I cannot fathom why some moments, places or people get engraved in my heart with ink more indelible than most... why they stick and, when least expected, resurface with an almost unbearable intensity. One such time and place is my grandparent's house in the country, where I spent the better part of my childhood summers, the BEST parts of my childhood summers. A small house built in the 1940's, sometime before communism engulfed the nation, on a much beloved street corner with view of hilltops that my grandfather, perched on his wooden leg, used to promise me as gift in an uncertain but near future... hilltops that today, though I never did receive for they were never his to give, shape the contours of my love for this country.
In the midst of an intense bout of nostalgia for this long gone time and place and in dire need for some fresh air, I stole two half days of my mostly busy schedule and headed for a walk down memory lane. In a world where EVERYTHING changes at a pace I can't seem to follow, it is so soothing to see that most things in this place at least, have not yet changed. Here, the air is still crisp, the roads are still made of mud and stones, farmers still walk their cows to and from grazing and water wells. Here, people still use horse-drawn carriages to move about, still plow the land the old-fashioned way, still move in rhythm and in harmony with nature. Here, the morning sun is still greeted by roosters' songs... well, at least until their heads are chopped off by hungry hands...
In front of my beloved house:
The promised hills:
Water wells still used:
Timeless roads:
Timeless moments:
Everything is still done the old-fashioned slow way... By hand, with love, with patience and care, with thoughts of tomorrow, with love for the land. Of course, some of those thoughts could and should be extended to the creatures that sustain this way of life. See, this rooster for example... few weeks back, there were 5. Now he is the last one on the list, the last one to land in my uncle's soup...
And these adorable little piglets... they will eventually meet the same fate...
What!?! Really? How can they eat these little creatures... stinky though they may be!!!
Same goes for these turkeys! Who's next???
What about Rex?
He is safe.... for NOW. As long as he stays under the radar and protects the land!
This house, this land, these moments in time, I owe it to them, my grandparents :
Weren't they GRAND?
My grandfather Dumitru, a.k.a Mitica, was a war hero who went through both World Wars and gained a huge collection of war medals, the friendship of Romania's last King and a wooden leg.

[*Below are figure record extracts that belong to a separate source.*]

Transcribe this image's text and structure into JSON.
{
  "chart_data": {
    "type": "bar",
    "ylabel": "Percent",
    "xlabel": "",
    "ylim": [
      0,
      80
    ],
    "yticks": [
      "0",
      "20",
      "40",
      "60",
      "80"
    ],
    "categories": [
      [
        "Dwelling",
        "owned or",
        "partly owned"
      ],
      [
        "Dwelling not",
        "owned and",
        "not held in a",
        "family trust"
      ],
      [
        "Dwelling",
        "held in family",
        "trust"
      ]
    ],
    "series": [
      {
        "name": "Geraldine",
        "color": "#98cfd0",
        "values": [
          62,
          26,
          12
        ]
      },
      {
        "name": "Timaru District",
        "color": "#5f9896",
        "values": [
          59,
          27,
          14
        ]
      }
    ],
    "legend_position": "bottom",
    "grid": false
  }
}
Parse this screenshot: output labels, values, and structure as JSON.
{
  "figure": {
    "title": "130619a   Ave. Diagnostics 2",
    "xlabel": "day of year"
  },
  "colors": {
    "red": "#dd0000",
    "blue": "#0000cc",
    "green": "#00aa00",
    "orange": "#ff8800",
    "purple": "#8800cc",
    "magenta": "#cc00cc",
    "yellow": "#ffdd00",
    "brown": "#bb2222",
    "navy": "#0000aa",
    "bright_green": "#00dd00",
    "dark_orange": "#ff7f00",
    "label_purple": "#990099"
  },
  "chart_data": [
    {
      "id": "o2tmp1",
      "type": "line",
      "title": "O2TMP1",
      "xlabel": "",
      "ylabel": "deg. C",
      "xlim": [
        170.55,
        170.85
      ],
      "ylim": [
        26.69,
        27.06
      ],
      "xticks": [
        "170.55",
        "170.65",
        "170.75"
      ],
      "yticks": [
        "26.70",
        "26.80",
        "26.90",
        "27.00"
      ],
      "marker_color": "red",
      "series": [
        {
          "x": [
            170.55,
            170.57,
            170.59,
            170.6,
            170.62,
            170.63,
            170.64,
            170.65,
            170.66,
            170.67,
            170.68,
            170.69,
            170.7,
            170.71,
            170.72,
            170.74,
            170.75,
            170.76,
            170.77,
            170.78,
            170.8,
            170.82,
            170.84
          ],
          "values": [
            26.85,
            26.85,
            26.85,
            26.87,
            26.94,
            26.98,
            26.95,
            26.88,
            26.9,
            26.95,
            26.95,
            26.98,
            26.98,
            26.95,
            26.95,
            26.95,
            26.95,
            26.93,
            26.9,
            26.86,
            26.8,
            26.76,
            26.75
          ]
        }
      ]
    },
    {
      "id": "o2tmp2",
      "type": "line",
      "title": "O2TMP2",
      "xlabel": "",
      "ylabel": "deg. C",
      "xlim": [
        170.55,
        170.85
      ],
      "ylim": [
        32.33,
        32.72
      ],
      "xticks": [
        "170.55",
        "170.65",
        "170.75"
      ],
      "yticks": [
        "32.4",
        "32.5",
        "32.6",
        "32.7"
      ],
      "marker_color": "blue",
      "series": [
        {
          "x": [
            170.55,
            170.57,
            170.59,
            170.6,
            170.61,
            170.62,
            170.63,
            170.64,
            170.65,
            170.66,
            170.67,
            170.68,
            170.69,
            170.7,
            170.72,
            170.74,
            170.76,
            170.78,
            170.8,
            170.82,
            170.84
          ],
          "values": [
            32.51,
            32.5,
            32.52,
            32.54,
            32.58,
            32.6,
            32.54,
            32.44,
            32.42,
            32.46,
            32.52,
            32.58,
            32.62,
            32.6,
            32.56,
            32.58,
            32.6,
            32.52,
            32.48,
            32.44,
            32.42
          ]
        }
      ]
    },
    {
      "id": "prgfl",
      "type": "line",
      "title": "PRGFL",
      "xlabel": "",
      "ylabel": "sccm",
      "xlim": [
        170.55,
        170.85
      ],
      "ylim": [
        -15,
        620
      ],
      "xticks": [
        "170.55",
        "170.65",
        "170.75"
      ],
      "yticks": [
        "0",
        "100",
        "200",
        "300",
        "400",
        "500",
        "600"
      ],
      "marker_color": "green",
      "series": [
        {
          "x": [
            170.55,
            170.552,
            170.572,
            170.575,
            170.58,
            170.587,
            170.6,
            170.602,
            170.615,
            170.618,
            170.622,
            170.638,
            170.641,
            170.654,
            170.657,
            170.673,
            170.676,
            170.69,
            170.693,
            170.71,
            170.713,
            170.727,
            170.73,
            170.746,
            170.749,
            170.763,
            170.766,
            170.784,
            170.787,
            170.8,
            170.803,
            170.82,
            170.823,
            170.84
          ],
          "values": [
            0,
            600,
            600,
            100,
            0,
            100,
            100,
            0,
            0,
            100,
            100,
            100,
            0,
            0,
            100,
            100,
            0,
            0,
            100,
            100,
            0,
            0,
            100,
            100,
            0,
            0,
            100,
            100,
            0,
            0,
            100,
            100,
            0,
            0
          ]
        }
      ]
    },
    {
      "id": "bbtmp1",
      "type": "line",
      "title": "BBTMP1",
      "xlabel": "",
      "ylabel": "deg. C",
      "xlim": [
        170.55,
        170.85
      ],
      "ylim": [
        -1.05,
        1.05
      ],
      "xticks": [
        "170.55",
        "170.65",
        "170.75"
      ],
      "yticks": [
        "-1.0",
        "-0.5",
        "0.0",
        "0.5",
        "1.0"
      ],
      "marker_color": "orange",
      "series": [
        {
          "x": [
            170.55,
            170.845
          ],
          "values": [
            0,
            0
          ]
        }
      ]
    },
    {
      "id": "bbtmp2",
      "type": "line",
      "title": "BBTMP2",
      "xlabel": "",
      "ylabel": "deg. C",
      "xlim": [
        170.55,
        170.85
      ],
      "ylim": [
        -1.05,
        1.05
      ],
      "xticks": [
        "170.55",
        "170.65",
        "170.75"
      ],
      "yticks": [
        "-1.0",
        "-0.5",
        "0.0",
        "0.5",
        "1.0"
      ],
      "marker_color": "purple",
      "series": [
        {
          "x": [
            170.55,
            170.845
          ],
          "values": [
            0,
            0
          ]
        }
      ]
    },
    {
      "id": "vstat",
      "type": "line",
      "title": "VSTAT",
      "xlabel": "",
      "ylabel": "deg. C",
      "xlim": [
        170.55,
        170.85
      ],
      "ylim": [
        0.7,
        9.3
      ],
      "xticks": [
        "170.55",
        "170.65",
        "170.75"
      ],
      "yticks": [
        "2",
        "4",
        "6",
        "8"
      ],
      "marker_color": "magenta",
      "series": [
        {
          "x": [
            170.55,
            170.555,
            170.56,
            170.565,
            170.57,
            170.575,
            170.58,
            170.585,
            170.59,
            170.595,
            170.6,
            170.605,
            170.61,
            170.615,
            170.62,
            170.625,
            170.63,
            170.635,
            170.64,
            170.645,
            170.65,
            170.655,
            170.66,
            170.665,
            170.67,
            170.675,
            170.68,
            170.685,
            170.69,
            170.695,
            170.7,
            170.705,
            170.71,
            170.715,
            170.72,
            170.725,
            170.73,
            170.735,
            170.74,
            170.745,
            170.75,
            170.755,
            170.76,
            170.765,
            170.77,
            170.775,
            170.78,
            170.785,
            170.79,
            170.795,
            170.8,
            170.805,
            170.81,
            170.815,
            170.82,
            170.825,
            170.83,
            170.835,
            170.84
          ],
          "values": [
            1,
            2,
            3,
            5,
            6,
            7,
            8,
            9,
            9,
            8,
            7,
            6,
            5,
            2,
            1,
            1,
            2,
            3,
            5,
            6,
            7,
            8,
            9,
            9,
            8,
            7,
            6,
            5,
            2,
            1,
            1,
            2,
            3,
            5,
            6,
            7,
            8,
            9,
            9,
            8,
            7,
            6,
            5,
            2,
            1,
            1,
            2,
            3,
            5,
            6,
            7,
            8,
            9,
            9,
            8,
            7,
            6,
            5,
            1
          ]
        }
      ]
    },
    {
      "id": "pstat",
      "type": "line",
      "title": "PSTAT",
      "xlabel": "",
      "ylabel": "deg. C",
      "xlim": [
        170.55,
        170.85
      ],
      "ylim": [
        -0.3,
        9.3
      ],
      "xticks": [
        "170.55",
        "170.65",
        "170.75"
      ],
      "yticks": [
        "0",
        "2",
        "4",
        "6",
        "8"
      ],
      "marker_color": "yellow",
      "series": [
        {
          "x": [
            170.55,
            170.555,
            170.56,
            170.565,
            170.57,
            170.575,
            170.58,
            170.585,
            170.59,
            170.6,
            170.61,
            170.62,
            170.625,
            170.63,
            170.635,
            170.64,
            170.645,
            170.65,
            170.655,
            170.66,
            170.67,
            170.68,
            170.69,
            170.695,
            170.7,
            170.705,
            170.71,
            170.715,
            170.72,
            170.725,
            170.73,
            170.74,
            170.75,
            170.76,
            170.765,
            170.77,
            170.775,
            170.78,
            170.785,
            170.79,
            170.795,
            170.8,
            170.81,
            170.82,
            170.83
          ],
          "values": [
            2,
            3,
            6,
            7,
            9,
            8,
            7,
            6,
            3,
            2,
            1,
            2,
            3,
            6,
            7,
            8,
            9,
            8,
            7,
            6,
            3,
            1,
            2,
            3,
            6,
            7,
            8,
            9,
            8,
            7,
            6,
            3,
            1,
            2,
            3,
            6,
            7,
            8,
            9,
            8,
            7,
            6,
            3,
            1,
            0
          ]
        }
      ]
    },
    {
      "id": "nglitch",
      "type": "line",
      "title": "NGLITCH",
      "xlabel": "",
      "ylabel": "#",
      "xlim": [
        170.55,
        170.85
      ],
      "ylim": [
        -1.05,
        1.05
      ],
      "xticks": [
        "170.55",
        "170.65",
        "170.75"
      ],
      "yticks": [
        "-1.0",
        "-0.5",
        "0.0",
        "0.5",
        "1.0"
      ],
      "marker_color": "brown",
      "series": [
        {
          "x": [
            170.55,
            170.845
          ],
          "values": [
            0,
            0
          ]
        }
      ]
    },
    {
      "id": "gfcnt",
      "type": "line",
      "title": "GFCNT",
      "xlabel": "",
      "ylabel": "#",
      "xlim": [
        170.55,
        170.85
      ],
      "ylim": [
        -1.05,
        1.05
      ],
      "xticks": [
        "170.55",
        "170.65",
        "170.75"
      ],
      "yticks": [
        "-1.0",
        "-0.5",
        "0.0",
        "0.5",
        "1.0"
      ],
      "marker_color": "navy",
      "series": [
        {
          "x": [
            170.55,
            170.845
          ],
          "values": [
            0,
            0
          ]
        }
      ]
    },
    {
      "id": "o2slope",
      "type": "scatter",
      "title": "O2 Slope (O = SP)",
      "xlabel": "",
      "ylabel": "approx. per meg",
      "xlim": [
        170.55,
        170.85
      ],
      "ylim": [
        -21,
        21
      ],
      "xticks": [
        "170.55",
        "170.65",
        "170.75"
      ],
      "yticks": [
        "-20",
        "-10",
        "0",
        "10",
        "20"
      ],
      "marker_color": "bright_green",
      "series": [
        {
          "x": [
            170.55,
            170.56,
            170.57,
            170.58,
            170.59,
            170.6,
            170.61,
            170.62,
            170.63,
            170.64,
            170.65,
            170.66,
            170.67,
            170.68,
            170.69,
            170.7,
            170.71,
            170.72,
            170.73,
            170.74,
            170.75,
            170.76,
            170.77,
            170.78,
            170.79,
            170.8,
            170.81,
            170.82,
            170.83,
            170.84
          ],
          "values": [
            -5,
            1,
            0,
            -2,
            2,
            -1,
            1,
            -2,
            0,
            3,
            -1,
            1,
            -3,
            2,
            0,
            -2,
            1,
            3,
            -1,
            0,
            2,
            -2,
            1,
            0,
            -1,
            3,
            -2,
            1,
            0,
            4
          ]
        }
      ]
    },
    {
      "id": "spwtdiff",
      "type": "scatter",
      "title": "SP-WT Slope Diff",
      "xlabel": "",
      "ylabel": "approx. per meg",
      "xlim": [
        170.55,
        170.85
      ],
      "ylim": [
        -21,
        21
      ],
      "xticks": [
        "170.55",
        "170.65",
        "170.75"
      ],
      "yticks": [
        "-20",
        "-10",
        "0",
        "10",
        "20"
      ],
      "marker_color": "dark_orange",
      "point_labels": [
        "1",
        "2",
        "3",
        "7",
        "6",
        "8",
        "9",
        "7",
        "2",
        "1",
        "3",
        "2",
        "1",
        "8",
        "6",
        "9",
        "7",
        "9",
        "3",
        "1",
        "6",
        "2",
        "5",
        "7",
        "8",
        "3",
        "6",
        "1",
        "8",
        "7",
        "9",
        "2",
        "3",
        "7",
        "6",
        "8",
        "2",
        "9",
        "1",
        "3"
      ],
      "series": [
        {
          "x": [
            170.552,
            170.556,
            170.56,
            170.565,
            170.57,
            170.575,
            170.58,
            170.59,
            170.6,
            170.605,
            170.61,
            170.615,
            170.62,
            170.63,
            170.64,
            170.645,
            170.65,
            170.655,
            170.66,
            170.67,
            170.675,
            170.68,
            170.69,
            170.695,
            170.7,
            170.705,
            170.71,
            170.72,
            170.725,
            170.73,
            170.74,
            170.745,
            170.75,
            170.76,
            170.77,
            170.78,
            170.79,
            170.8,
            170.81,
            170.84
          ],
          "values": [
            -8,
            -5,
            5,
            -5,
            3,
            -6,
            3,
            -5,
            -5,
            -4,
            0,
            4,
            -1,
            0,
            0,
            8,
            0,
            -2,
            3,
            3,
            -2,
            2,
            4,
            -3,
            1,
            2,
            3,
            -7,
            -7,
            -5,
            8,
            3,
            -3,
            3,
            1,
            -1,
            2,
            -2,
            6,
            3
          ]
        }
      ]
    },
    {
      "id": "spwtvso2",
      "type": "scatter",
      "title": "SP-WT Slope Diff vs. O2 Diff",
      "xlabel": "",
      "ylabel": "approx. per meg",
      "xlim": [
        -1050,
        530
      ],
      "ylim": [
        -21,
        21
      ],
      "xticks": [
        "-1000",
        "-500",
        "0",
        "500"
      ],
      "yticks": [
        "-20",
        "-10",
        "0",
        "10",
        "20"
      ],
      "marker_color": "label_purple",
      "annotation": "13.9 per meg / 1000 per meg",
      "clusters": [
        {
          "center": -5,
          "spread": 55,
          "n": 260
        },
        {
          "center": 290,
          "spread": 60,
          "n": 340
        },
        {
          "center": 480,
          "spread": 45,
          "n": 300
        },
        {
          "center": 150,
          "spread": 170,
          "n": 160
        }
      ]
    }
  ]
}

He never worried a day in his life, promised us kids not only the surrounding hills, but also the moon and the stars, never delivered on any of his promises to anybody but always kept his happy-go-lucky spirit until the day he died.
My grandmother Felicia, plump, blue-eyed, dark-haired and considered a beauty and quite the catch in her youth, during communist years, ran an underground business of selling hard liquor made of plums that still grow to this day in her backyard. She used to run her household with an iron hand and she would spice up my summer nights with wild and scary tales of Satan.... probably to teach me, in her own particular way, the power of prayer. She, along with her two sisters lived a childhood filled with hard labor, under the harsh discipline of their demanding father. Of the three sisters, she is the only one who continued the bloodline of their family. The younger sister, in whose apartment I now live, married too late for children and, the last sister, the only one still alive today, unfortunately I do not know that much about.

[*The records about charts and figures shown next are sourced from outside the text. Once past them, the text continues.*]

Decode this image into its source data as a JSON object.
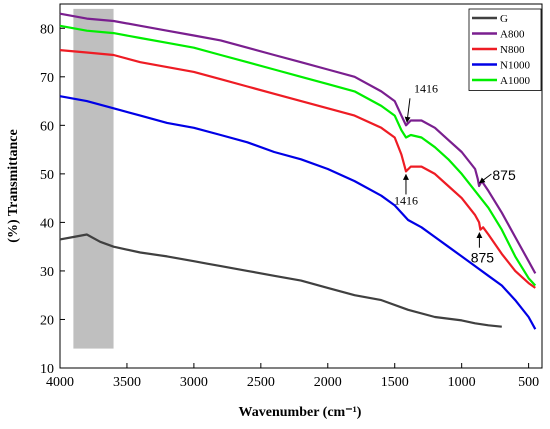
{
  "chart_data": {
    "type": "line",
    "xlabel": "Wavenumber (cm⁻¹)",
    "ylabel": "(%) Transmittance",
    "xlim": [
      4000,
      400
    ],
    "ylim": [
      10,
      85
    ],
    "x_reversed": true,
    "x_ticks": [
      4000,
      3500,
      3000,
      2500,
      2000,
      1500,
      1000,
      500
    ],
    "y_ticks": [
      10,
      20,
      30,
      40,
      50,
      60,
      70,
      80
    ],
    "grid": false,
    "legend_position": "top-right",
    "highlight_band": {
      "x": [
        3900,
        3600
      ],
      "y": [
        14,
        84
      ],
      "color": "#bfbfbf"
    },
    "series": [
      {
        "name": "G",
        "color": "#404040",
        "points": [
          [
            4000,
            36.5
          ],
          [
            3900,
            37
          ],
          [
            3800,
            37.5
          ],
          [
            3700,
            36
          ],
          [
            3600,
            35
          ],
          [
            3400,
            33.8
          ],
          [
            3200,
            33
          ],
          [
            3000,
            32
          ],
          [
            2900,
            31.5
          ],
          [
            2800,
            31
          ],
          [
            2600,
            30
          ],
          [
            2400,
            29
          ],
          [
            2200,
            28
          ],
          [
            2000,
            26.5
          ],
          [
            1800,
            25
          ],
          [
            1600,
            24
          ],
          [
            1400,
            22
          ],
          [
            1200,
            20.5
          ],
          [
            1000,
            19.8
          ],
          [
            900,
            19.2
          ],
          [
            800,
            18.8
          ],
          [
            700,
            18.5
          ]
        ]
      },
      {
        "name": "A800",
        "color": "#7a1f8f",
        "points": [
          [
            4000,
            83
          ],
          [
            3800,
            82
          ],
          [
            3600,
            81.5
          ],
          [
            3400,
            80.5
          ],
          [
            3200,
            79.5
          ],
          [
            3000,
            78.5
          ],
          [
            2800,
            77.5
          ],
          [
            2600,
            76
          ],
          [
            2400,
            74.5
          ],
          [
            2200,
            73
          ],
          [
            2000,
            71.5
          ],
          [
            1800,
            70
          ],
          [
            1600,
            67
          ],
          [
            1500,
            65
          ],
          [
            1450,
            62
          ],
          [
            1416,
            60
          ],
          [
            1380,
            61
          ],
          [
            1300,
            61
          ],
          [
            1200,
            59.5
          ],
          [
            1100,
            57
          ],
          [
            1000,
            54.5
          ],
          [
            900,
            51
          ],
          [
            880,
            49
          ],
          [
            870,
            47.5
          ],
          [
            850,
            48.5
          ],
          [
            800,
            46.5
          ],
          [
            700,
            42
          ],
          [
            600,
            37
          ],
          [
            500,
            32
          ],
          [
            450,
            29.5
          ]
        ]
      },
      {
        "name": "N800",
        "color": "#ee1c24",
        "points": [
          [
            4000,
            75.5
          ],
          [
            3800,
            75
          ],
          [
            3600,
            74.5
          ],
          [
            3400,
            73
          ],
          [
            3200,
            72
          ],
          [
            3000,
            71
          ],
          [
            2800,
            69.5
          ],
          [
            2600,
            68
          ],
          [
            2400,
            66.5
          ],
          [
            2200,
            65
          ],
          [
            2000,
            63.5
          ],
          [
            1800,
            62
          ],
          [
            1600,
            59.5
          ],
          [
            1500,
            57.5
          ],
          [
            1450,
            54
          ],
          [
            1416,
            50.5
          ],
          [
            1380,
            51.5
          ],
          [
            1300,
            51.5
          ],
          [
            1200,
            50
          ],
          [
            1100,
            47.5
          ],
          [
            1000,
            45
          ],
          [
            900,
            41.5
          ],
          [
            870,
            40
          ],
          [
            860,
            38.5
          ],
          [
            840,
            39
          ],
          [
            800,
            37.5
          ],
          [
            700,
            33.5
          ],
          [
            600,
            30
          ],
          [
            500,
            27.5
          ],
          [
            450,
            26.5
          ]
        ]
      },
      {
        "name": "N1000",
        "color": "#0000e6",
        "points": [
          [
            4000,
            66
          ],
          [
            3800,
            65
          ],
          [
            3600,
            63.5
          ],
          [
            3400,
            62
          ],
          [
            3200,
            60.5
          ],
          [
            3000,
            59.5
          ],
          [
            2800,
            58
          ],
          [
            2600,
            56.5
          ],
          [
            2400,
            54.5
          ],
          [
            2200,
            53
          ],
          [
            2000,
            51
          ],
          [
            1800,
            48.5
          ],
          [
            1600,
            45.5
          ],
          [
            1500,
            43.5
          ],
          [
            1400,
            40.5
          ],
          [
            1300,
            39
          ],
          [
            1200,
            37
          ],
          [
            1100,
            35
          ],
          [
            1000,
            33
          ],
          [
            900,
            31
          ],
          [
            800,
            29
          ],
          [
            700,
            27
          ],
          [
            600,
            24
          ],
          [
            500,
            20.5
          ],
          [
            450,
            18
          ]
        ]
      },
      {
        "name": "A1000",
        "color": "#00ee00",
        "points": [
          [
            4000,
            80.5
          ],
          [
            3800,
            79.5
          ],
          [
            3600,
            79
          ],
          [
            3400,
            78
          ],
          [
            3200,
            77
          ],
          [
            3000,
            76
          ],
          [
            2800,
            74.5
          ],
          [
            2600,
            73
          ],
          [
            2400,
            71.5
          ],
          [
            2200,
            70
          ],
          [
            2000,
            68.5
          ],
          [
            1800,
            67
          ],
          [
            1600,
            64
          ],
          [
            1500,
            62
          ],
          [
            1450,
            59
          ],
          [
            1416,
            57.5
          ],
          [
            1380,
            58
          ],
          [
            1300,
            57.5
          ],
          [
            1200,
            55.5
          ],
          [
            1100,
            53
          ],
          [
            1000,
            50
          ],
          [
            900,
            46.5
          ],
          [
            800,
            43
          ],
          [
            700,
            38.5
          ],
          [
            600,
            33
          ],
          [
            500,
            28.5
          ],
          [
            450,
            27
          ]
        ]
      }
    ],
    "annotations": [
      {
        "text": "1416",
        "series": "A800",
        "at": [
          1416,
          60
        ],
        "style": "serif"
      },
      {
        "text": "1416",
        "series": "N800",
        "at": [
          1416,
          50.5
        ],
        "style": "serif"
      },
      {
        "text": "875",
        "series": "A800",
        "at": [
          875,
          47.5
        ],
        "style": "sans"
      },
      {
        "text": "875",
        "series": "N800",
        "at": [
          875,
          38.5
        ],
        "style": "sans"
      }
    ]
  }
}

She is the last link to a rich history and era that is almost nearly extinct.
I feel such a deep connection to this side of my family, my grandmother and her younger sister especially. One grim morning, too many years ago, I woke up from a dream with an uneasy feeling... I had had a bad dream. As soon as the fog lifted from my sleepy brain I realized where the uneasy feeling came from: my grandmother had died. I knew it with every fiber in my being. In my dream, there were many people... sort of like for a wake. And, though I never saw who it was for, I ....felt... my grandmother's spirit hovering somewhere and nowhere among these people at that wake. I jumped up from my bed and went to tell my mother to call her mom... for I feared she had died. The time it took for my mom to disagree with me, the phone rang. Exactly two weeks later, I awoke with the same bad feeling from another bad dream: my grandmother had come to take her younger sister in one of those old-fashioned 1930's planes. I again jumped from my bed and told my mom to call her aunt... Before I was finished, the phone rang again.
And so it is, perhaps, why I now hold on to this place, these memories, this precious time of my life. I don't think I ever mourned them properly... I don't think I was ever ready or willing to leave this country, to change this way of life.
Though this place has stood the test of time, though its roads are still the same... its people have gone, have changed, have moved away.... and so, I realize, have I. Nothing can bring back time... The ease and innocence of my childhood... The love I read in their eyes... is this what I am searching for? Is this what perfumes the air I breathe at their little house overlooking the promised hills?
Something there I will always be searching for... Some part of me will always be missing them. And, i believe, so it has to be. At least for me. My heart bleeds of love for them, love for that time... and does so willingly. For it is in my love for them, that they will live through me.